Iraq: US troop deaths hit seven month high

May 3, 2008
Issue 

The killings of four US soldiers in Iraq on April 30 pushed the US troop death toll for April up to 52, making it the deadliest month for the US occupation forces since last September, when 65 US soldiers were killed. US troop fatalities have now reached 4063 since the occupation began.

The average daily death toll for US occupation troops fell dramatically from 2.84 last August to an all-time low of 0.77 in December, largely as a result of a unilateral ceasefire announced in late August by anti-occupation Shiite cleric Moqtada al Sadr.

However, fighting between his 60,000-strong Mahdi Army militia and the US occupation forces erupted on March 25 when US troops led 30,000 puppet Iraqi Army soldiers and National Police commandos in an assault on Mahdi Army strongholds in Basra.

This offensive was widely seen in Iraq as a US-instigated attempt to crush the Sadrist movement in advance of provincial elections in October.

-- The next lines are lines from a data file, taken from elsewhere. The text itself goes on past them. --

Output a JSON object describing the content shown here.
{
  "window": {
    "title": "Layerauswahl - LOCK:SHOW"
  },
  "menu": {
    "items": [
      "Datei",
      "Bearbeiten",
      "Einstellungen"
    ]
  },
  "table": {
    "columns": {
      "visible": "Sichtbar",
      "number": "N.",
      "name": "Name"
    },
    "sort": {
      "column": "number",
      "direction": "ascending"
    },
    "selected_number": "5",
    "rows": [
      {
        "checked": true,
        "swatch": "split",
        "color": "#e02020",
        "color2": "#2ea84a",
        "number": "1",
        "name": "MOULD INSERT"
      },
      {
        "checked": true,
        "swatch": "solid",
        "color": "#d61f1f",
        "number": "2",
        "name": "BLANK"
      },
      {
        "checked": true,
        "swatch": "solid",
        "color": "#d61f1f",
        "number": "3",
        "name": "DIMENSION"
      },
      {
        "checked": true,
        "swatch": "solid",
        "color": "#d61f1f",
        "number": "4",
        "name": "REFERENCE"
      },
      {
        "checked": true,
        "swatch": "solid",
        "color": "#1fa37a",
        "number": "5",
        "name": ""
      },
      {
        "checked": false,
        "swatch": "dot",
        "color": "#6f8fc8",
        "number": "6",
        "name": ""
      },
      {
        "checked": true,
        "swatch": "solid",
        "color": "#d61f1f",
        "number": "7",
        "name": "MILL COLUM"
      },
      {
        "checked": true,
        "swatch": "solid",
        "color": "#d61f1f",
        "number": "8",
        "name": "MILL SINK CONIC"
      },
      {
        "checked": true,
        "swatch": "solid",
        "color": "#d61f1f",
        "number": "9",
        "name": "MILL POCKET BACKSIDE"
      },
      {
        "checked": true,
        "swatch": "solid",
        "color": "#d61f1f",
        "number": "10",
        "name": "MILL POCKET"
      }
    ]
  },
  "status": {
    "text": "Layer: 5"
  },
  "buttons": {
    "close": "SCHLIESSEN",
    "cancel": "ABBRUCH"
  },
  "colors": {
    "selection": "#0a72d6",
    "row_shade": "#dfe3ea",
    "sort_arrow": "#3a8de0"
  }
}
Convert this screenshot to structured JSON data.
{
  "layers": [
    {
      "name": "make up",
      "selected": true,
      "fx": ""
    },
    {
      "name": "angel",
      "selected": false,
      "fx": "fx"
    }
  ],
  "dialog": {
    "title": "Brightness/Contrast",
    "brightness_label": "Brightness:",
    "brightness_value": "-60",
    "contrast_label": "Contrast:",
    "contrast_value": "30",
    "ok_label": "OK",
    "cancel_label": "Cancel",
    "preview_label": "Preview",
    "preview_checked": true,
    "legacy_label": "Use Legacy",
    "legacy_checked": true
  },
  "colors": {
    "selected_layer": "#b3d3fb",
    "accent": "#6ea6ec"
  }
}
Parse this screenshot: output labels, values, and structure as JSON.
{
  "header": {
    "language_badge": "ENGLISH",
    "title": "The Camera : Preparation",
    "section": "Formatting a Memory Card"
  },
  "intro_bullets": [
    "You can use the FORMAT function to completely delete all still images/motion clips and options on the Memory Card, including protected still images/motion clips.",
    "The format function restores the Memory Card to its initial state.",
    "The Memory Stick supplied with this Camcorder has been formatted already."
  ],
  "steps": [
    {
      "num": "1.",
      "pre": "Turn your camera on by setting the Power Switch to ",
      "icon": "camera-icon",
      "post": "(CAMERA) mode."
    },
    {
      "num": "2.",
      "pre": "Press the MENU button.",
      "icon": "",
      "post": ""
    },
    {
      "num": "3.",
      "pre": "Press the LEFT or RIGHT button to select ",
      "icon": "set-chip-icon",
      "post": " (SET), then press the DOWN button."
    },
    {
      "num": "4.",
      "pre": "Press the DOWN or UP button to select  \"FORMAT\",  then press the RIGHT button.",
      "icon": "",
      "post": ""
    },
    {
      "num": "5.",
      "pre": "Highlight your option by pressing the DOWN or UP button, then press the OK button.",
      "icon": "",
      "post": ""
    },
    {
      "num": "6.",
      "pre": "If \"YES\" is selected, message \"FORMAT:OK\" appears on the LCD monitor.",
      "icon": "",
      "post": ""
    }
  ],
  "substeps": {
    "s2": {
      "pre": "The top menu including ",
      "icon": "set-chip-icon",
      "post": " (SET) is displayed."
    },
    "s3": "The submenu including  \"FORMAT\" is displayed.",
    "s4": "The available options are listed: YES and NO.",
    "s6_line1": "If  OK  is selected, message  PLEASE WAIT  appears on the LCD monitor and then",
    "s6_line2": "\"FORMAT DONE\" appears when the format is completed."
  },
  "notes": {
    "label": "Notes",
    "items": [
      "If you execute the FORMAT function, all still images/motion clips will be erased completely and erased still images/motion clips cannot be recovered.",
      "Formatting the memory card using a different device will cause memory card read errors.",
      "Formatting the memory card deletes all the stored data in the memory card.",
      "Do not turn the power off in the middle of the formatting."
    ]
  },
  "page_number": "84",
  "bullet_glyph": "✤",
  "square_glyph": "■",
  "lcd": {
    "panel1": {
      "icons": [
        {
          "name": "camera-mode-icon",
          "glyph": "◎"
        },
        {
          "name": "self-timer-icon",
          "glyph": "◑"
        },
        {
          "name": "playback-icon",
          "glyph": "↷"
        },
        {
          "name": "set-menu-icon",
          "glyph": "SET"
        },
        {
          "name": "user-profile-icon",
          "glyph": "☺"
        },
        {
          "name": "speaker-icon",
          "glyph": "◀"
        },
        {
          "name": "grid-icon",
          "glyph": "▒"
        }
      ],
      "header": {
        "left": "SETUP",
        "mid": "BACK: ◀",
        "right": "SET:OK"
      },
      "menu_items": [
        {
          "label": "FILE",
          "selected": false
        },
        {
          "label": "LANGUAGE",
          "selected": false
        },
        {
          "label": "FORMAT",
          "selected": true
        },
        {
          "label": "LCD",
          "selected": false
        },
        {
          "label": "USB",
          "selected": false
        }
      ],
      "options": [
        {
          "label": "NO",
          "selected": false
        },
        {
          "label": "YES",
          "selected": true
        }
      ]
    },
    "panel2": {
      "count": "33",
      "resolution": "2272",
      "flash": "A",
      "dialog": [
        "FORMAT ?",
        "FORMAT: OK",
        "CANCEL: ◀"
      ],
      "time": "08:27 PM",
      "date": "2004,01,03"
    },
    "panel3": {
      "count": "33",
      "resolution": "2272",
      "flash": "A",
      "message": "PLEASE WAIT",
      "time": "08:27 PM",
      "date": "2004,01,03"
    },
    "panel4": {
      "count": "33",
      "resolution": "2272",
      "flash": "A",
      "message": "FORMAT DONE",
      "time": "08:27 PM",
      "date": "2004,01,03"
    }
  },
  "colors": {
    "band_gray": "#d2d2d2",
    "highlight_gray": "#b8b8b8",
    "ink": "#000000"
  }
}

The Sadrists, who boycotted the last provincial elections held in 2005, are expected to rout their governing Shiite political rivals — Iraqi PM Nuri al Maliki's tiny Dawa party and Abdul Azziz al Hakim's much stronger Islamic Supreme council of Iraq (ISIC).

Such an outcome would be a major political blow to Washington's goal of handing control over Iraq's huge oil resources, mostly located in the country's southern provinces, to the big US oil corporations. Unlike the opposition Sadrists, the ISIC supports the privatisation of Iraq's nationalised oil industry.

The Basra offensive, initially hailed by US President George Bush as a "defining moment" in the six-year war, quickly stalled in the face of fierce Sadrist resistance and mass desertions and defections from Iraqi Army units. This led on March 31 to an Iranian brokered truce agreement between the Sadrists and representatives of ISIC.

The launching of the Basra offensive also led to an eruption of fighting in Baghdad between US troops and Sadr's militia, with large numbers of mortars and rockets being fired into the Green Zone — the huge fortified compound in the centre of Baghdad where the US occupation command, the US embassy, and the offices of Maliki's government are located.

US troops have attempted to occupy Sadr City, Baghdad's sprawling Shiite slum district with about 2.5 million people that is a stronghold of the Mahdi Army. This has led to an increase in US troop fatalities — from one a day in February to 1.73 a day in April.

On April 20, Sadr threatened to call off the ceasefire he had announced in August and to launch an "open war until liberation". In a statement read out at Shiite mosques across Iraq five days later, he said: "When we threatened to declare an open war until the liberation, we meant war against the occupier … There is no war between us and our Iraqi brothers — no matter what their nationality, race or sect."

He encouraged not only his Mahdi Army militia but all Iraqis to fight the US and allied occupation forces — including the soldiers in Washington's puppet Iraqi security forces.

Associated Press reported on April 29 that "dozens" of Mahdi Army fighters "ambushed a US patrol in Baghdad's Shiite militia stronghold Tuesday … as the American push into Sadr City increasingly faces pockets of close urban combat. US forces struck back with 200-pound guided rockets that devastated at least three buildings in the densely packed district … Local hospital officials said dozens of civilians were killed or wounded."

The next day, AP reported that Tahseen al Sheikhly, the spokesperson "for the civilian side of Baghdad security operations", reported that 925 people had been killed in Sadr City in April — mostly civilians.